Murphy, who began his tenure with the Giants in 1958 as bat boy in the team's first season in San Francisco, was also on hand when the city hosted the games in 1961 and 1984.
``They're all different but they're all exciting,'' he said. ``The biggest difference was yesterday. We didn't have the home run contest back then. So that was much more entertaining than the usual Monday.''
KICKOFF: With his Reds mired in last place in the NL Central, Ken Griffey Jr. is already sensing a change in focus among people in Cincinnati.
``You know what they say. The best thing about the All-Star game is that football is around the corner,'' Griffey said. ``It's been that was the last couple of years now. We have a guy racing a horse now.''
That's how much Bengals-mania has grown as the team that used to be a laughingstock in the NFL is now a serious contender. Last month, there was much hype around receiver Chad Johnson's race with a horse named Restore the Roar.
Johnson was spotted a 100-meter lead - roughly about half the distance the horse had to cover - and won the race for charity.

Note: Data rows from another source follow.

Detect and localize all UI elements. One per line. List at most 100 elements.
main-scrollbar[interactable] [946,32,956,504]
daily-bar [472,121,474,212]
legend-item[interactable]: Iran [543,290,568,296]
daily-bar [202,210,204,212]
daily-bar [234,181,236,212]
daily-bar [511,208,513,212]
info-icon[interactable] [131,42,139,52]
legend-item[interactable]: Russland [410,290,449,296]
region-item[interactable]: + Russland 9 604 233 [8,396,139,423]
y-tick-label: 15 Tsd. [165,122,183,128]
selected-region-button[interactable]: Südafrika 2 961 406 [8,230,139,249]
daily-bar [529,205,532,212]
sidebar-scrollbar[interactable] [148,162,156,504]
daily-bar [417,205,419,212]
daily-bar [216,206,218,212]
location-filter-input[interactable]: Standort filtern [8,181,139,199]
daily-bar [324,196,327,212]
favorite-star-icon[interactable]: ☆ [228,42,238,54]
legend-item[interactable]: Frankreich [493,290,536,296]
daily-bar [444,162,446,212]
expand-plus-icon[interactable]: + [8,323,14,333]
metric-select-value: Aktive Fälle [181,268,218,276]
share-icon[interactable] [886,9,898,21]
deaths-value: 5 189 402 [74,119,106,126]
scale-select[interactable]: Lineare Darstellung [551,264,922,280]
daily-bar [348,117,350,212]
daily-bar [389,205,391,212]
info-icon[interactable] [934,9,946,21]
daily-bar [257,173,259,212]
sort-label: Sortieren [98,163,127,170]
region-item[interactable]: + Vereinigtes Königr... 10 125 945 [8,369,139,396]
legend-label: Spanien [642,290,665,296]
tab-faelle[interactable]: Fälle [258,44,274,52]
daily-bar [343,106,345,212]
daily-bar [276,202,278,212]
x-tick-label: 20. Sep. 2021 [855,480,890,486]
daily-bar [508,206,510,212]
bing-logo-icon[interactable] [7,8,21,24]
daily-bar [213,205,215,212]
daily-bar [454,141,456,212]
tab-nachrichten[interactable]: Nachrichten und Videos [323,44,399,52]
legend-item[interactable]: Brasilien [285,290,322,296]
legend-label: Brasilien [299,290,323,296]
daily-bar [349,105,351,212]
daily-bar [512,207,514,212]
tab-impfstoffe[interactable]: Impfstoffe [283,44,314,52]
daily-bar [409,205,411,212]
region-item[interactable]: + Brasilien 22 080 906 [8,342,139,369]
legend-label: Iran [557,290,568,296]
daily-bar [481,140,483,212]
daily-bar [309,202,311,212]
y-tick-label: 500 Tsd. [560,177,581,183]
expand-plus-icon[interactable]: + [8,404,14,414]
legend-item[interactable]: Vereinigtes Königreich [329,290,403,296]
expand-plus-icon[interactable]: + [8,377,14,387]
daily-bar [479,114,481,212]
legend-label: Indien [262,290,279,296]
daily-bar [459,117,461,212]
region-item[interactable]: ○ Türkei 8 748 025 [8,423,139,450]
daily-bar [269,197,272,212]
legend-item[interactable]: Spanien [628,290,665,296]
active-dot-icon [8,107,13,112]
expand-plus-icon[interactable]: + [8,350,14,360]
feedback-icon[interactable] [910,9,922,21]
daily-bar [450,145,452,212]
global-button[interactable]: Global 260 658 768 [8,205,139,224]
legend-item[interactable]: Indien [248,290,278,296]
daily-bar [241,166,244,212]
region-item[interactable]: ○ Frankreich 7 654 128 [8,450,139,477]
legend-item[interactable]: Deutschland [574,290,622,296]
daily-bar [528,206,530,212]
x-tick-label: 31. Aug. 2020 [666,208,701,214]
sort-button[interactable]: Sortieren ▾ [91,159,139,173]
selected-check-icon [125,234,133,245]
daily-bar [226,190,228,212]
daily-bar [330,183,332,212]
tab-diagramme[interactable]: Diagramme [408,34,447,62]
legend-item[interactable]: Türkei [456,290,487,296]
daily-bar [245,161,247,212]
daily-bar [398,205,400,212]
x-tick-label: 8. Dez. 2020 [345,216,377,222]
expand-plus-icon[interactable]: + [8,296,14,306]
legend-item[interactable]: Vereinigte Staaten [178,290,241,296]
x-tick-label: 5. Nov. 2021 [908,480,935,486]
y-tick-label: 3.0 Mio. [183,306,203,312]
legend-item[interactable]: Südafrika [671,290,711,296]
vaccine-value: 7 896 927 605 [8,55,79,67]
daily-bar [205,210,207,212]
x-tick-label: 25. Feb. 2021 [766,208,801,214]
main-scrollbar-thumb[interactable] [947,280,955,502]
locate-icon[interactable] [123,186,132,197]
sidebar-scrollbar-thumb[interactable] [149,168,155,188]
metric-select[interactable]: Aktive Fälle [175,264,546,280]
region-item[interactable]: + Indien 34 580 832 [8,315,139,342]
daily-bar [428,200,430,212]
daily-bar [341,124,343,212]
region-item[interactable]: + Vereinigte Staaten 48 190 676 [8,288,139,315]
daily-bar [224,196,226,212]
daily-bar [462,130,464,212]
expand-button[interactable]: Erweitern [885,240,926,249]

WINNING BID: Fans bid on some historical memorabilia at baseball's fan fest, with one collector paying $322,000 for a Babe Ruth autographed bat from the 1923 World Series.
Other items sold by Hunt Auctions, Inc., included original lineup cards from the inaugural All-Star game in 1933 that went for $138,000, a Ty Cobb game-used bat for $69,000, a Ted Williams 1955 road jersey for $51,750 and a Lou Gehrig signed baseball for $51,750.
AP Sports Writer Greg Beacham contributed to this report.